In der Spagyrik wird der Essenz von Angelica archangelica eine stärkender und aufbauender Charakter zu geschrieben, stabilisiert das Nervensystem und reguliert die Tätigkeit der Hormondrüsen, besonders gut bei Frauen.

Prävention

Kann die Engelwurz eine Hilfe bei Demenz sein? Indische Forscher haben entdeckt, dass ein Extrakt der Engelwurz den Gehalt von Acetylcholin im Gehirn durch die Hemmung der Acetylcholinesterase erhöhen kann.

Aktuell wird die entzündungshemmende Wirkung der Engelwurz untersucht, ebenso die antibakteriellen Qualitäten. Polnische Forscher fanden antivirale Eigenschaften der enthaltenen Cumarine. Die Cumarine sind möglicherweise auch verantwortlich für die angstlösende Wirkung. In Brasilien wird die antitumorale Eigenschaft von Angelika an Brustkrebszellen untersucht.

Wirkung auf die Psyche

Die Engelwurz braucht zum Gedeihen „nasse Füße“, sie findet Halt in sumpfigem Untergrund. Der „Sumpf“ zu ihren Füßen ist ihre Lebensgrundlage, die sie zum Wachsen benötigt. Genau diese Erfahrung gibt sie weiter, sie stärkt das Wurzelchakra und verleiht Standfestigkeit. Sie weiß, dass genau diese – manchmal widrigen – Lebensumstände die richtigen sind, um daraus neue Fähigkeiten zu entwickeln. Wie ein Schutzengel gibt sie immerwährende Unterstützung und stärkt bei allen Entscheidungen den Rücken. Und wie von selbst geht die Angst vor Unbekanntem verloren und die eigene Kreativität erwacht. Es breitet sich dann Freude am Ausprobieren, am Leben, am Sein aus.
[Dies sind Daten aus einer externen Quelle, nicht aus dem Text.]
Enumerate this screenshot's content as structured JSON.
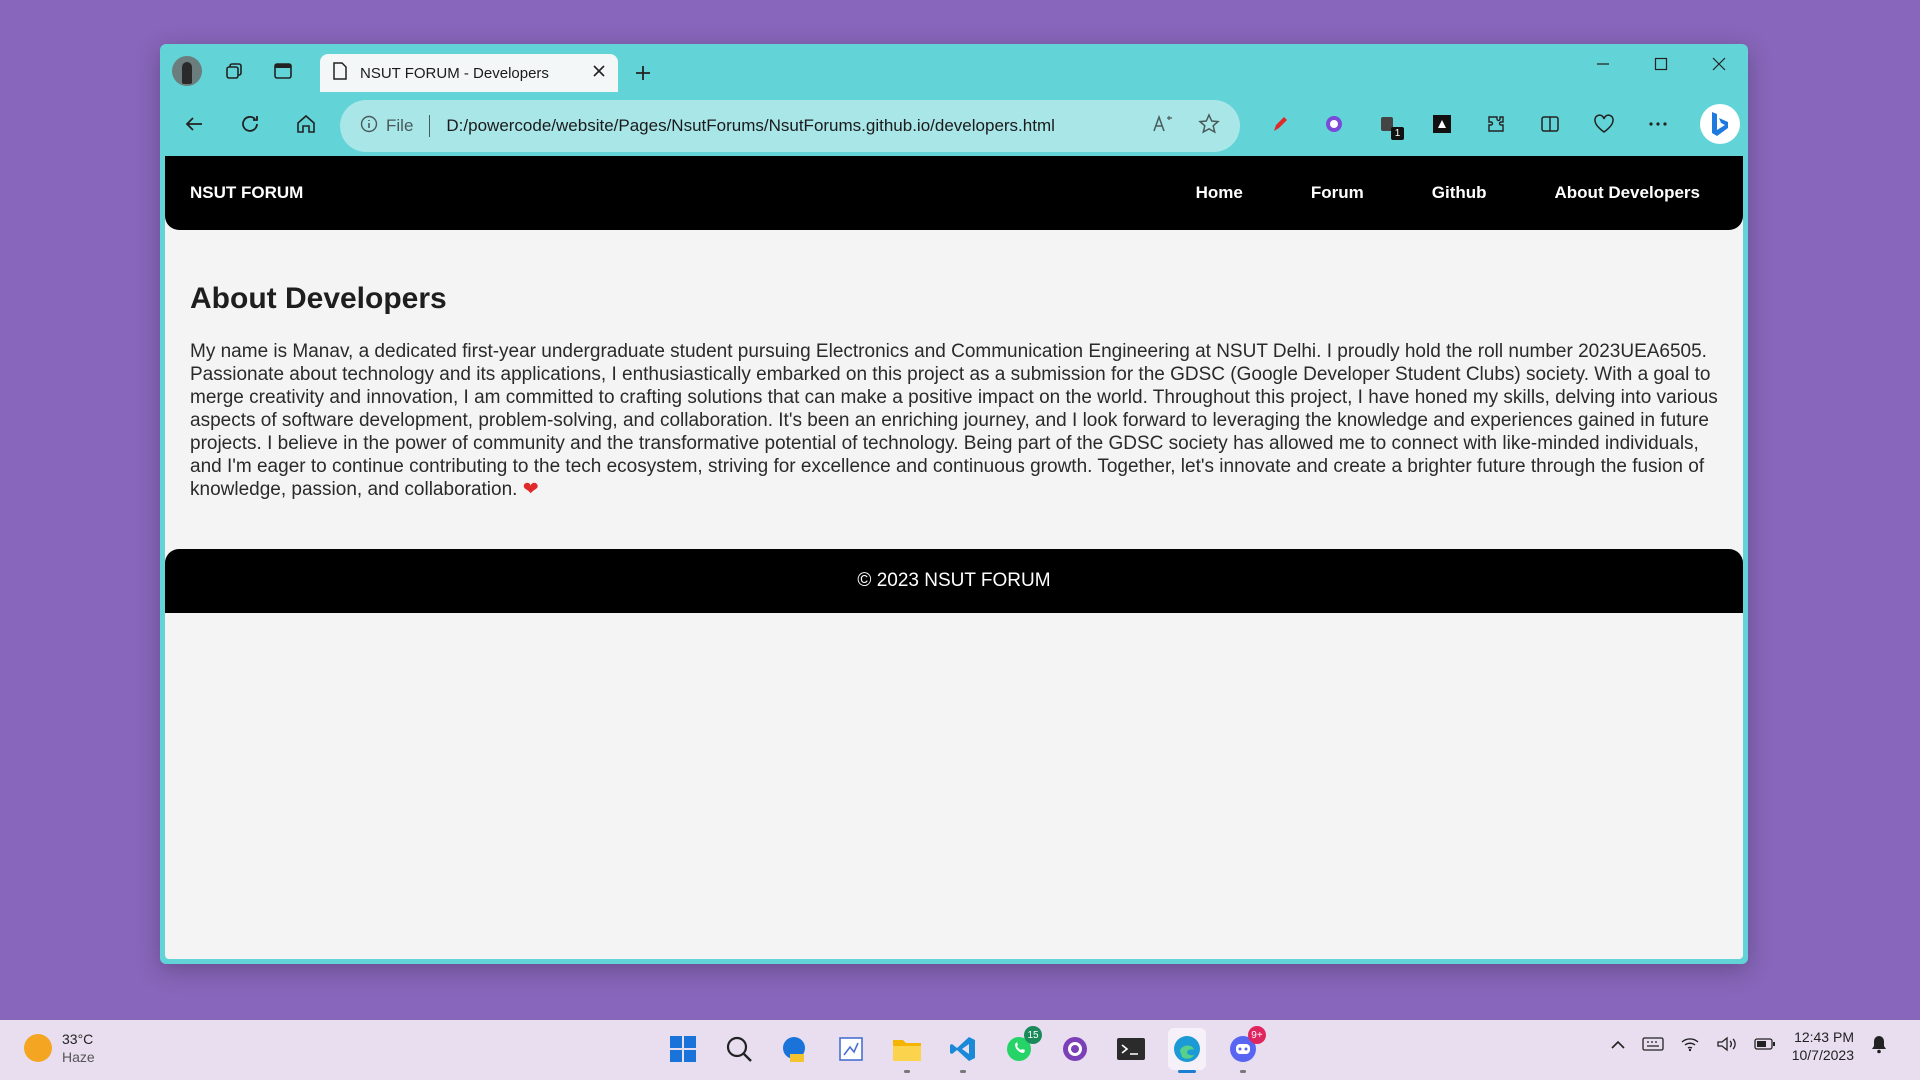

Die Angelikawurzel fördert die Konzentration und bringt Helligkeit in Gedanken und Gefühle und verhilft auch zu einer klaren Kommunikation.

Dosis/Dosierung

Tagesdosis 4,5 g Arzneidroge. 

Darreichungsformen und Zubereitungen

Behandlungsempfehlung

Engelwurztee

Tee aus der Wurzel: 2- bis 3-mal täglich 1 Tasse Tee aus der Angelikawurzel; zur Appetitanregung soll der Tee jeweils eine halbe Stunde vor den Mahlzeiten, bei Verdauungsbeschwerden nach den Mahlzeiten getrunken werden.

Tee aus Blättern und Samen: Blätter und/oder Samen mit heißem Wasser aufgießen, Blätter 5 Min., die Samen 10 Min. ziehen lassen. Den Tee aus der Wurzel am besten kalt ansetzen und nach frühestens 1 Stunde (oder mehr) auf Trinktemperatur erwärmen. So bleiben die wertvollen ätherischen Öle besser erhalten. Oder mit kochendem Wasser aufgießen und 10 Min. ziehen lassen. 

Angelikaöl

150 g getrocknete oder 200 g frische, fein geschnittene Wurzel mit 1 l Sonnenblumen- oder Olivenöl ansetzen, vier Wochen an einem warmen Ort unter täglichem Umschütteln stehen lassen und dann abfiltrieren. Das Massageöl entgiftet, entspannt und belebt. Zum Einreiben bei Bronchitis, Nervenschmerzen oder auch Gicht, Rheuma oder Durchblutungsstörungen der Beine.

Behandlungsempfehlung

Bewährte Fertigarzneimittel

  • Monopräparate: Archangelica 10% Salbe Weleda
  • Kombinationspräparate: Carvomin Verdauungstropfen (+ Benediktenkraut, Pfefferminz), Gastritol Dr. Klein (+ Benediktenkraut, Gänsefingerkraut, Kamillenblüten, Süßholzwurzel, Wermutkraut), Digesto Hevert Verdauungstropfen (+ Eichornia D1, Okoubaka D2, Quassia Urtinktur, Taraxacum D1)

Nebenwirkungen, Interaktionen, Kontraindikationen

  • Nebenwirkungen: Die in der Angelikawurzel enthaltenen Furocumarine können die Haut lichtempfindlicher machen und bei UV-Bestrahlung zu phototoxischen Reaktionen führen.
  • Interaktionen, Kontraindikationen: Es sind keine bekannt.